Why simplicity matters
Block development has gotten powerful, but also heavy. For small creative plugins like adding a Pong game to a site, you don’t always need the full commercial plugin setup. Telex struck a balance: it scaffolded enough to be practical without burying me in unnecessary files or modern build systems.

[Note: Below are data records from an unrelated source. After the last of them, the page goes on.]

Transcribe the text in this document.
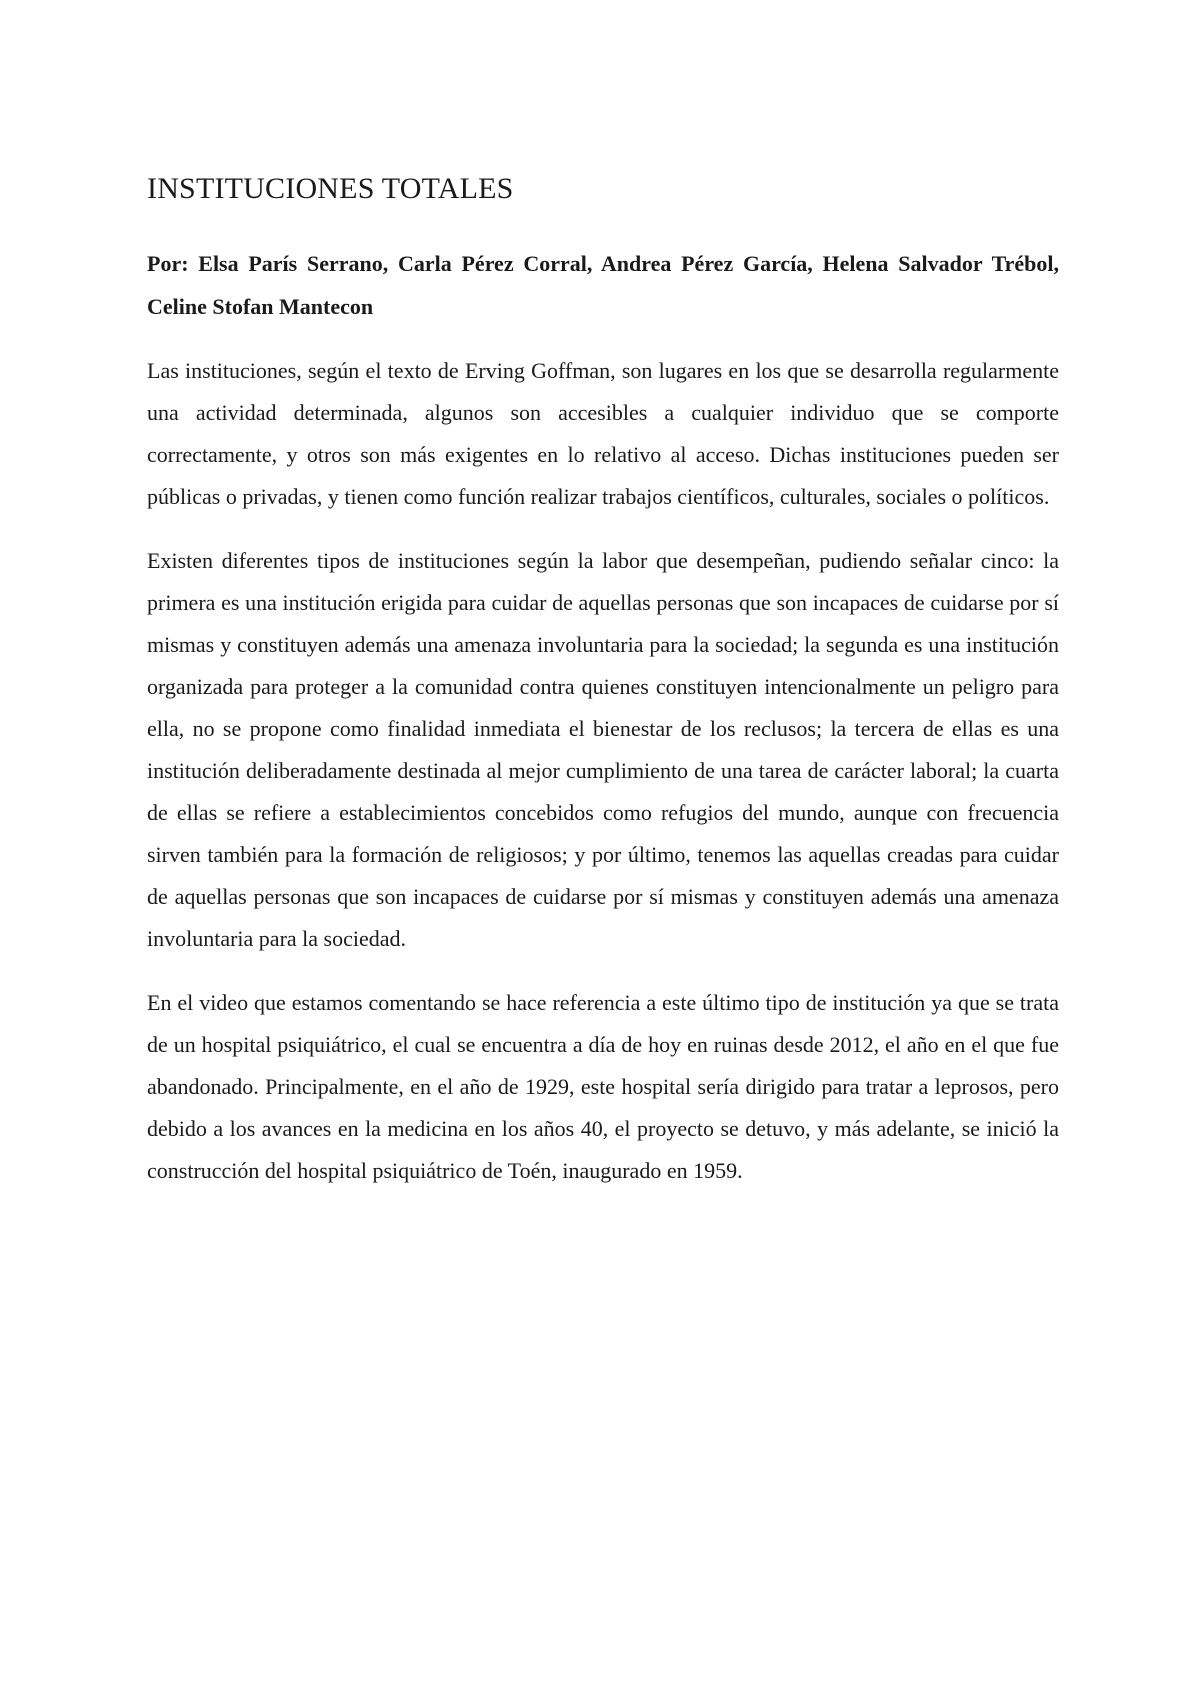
INSTITUCIONES TOTALES

Por: Elsa París Serrano, Carla Pérez Corral, Andrea Pérez García, Helena Salvador Trébol, Celine Stofan Mantecon

Las instituciones, según el texto de Erving Goffman, son lugares en los que se desarrolla regularmente una actividad determinada, algunos son accesibles a cualquier individuo que se comporte correctamente, y otros son más exigentes en lo relativo al acceso. Dichas instituciones pueden ser públicas o privadas, y tienen como función realizar trabajos científicos, culturales, sociales o políticos.

Existen diferentes tipos de instituciones según la labor que desempeñan, pudiendo señalar cinco: la primera es una institución erigida para cuidar de aquellas personas que son incapaces de cuidarse por sí mismas y constituyen además una amenaza involuntaria para la sociedad; la segunda es una institución organizada para proteger a la comunidad contra quienes constituyen intencionalmente un peligro para ella, no se propone como finalidad inmediata el bienestar de los reclusos; la tercera de ellas es una institución deliberadamente destinada al mejor cumplimiento de una tarea de carácter laboral; la cuarta de ellas se refiere a establecimientos concebidos como refugios del mundo, aunque con frecuencia sirven también para la formación de religiosos; y por último, tenemos las aquellas creadas para cuidar de aquellas personas que son incapaces de cuidarse por sí mismas y constituyen además una amenaza involuntaria para la sociedad.

En el video que estamos comentando se hace referencia a este último tipo de institución ya que se trata de un hospital psiquiátrico, el cual se encuentra a día de hoy en ruinas desde 2012, el año en el que fue abandonado. Principalmente, en el año de 1929, este hospital sería dirigido para tratar a leprosos, pero debido a los avances en la medicina en los años 40, el proyecto se detuvo, y más adelante, se inició la construcción del hospital psiquiátrico de Toén, inaugurado en 1959.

That simplicity is why I’d recommend Telex to anyone curious about experimenting with block plugin creation. It feels like a fast way to explore an idea and get it live.
Why Pong?
The idea traces back to an August 6th core devchat, where Ben Dwyer asked what block could never be core-worthy. Tammie Lister jokingly said “Pong block.” I decided to run with the idea as a playful benchmark for AI coding tools: could they generate something whimsical, yet usable? Telex was the first to nail it.
What’s next
I plan to keep experimenting. I’d like to test Telex against a few other block plugin concepts and compare results with other AI vibe coding tools. Cline, in particular, has caught my attention thanks to Adam Silverstein’s talk at WCUS 2025.
For now, though, I hope you enjoy Pong Block as a playful example of what’s possible when you mix classic games, WordPress blocks, and a little AI help.
Give it a spin, fork it, or drop me feedback. And if you’ve been curious about Telex, I’d say it’s worth checking out, especially if you’ve been turned off by overly complex AI-generated scaffolds elsewhere.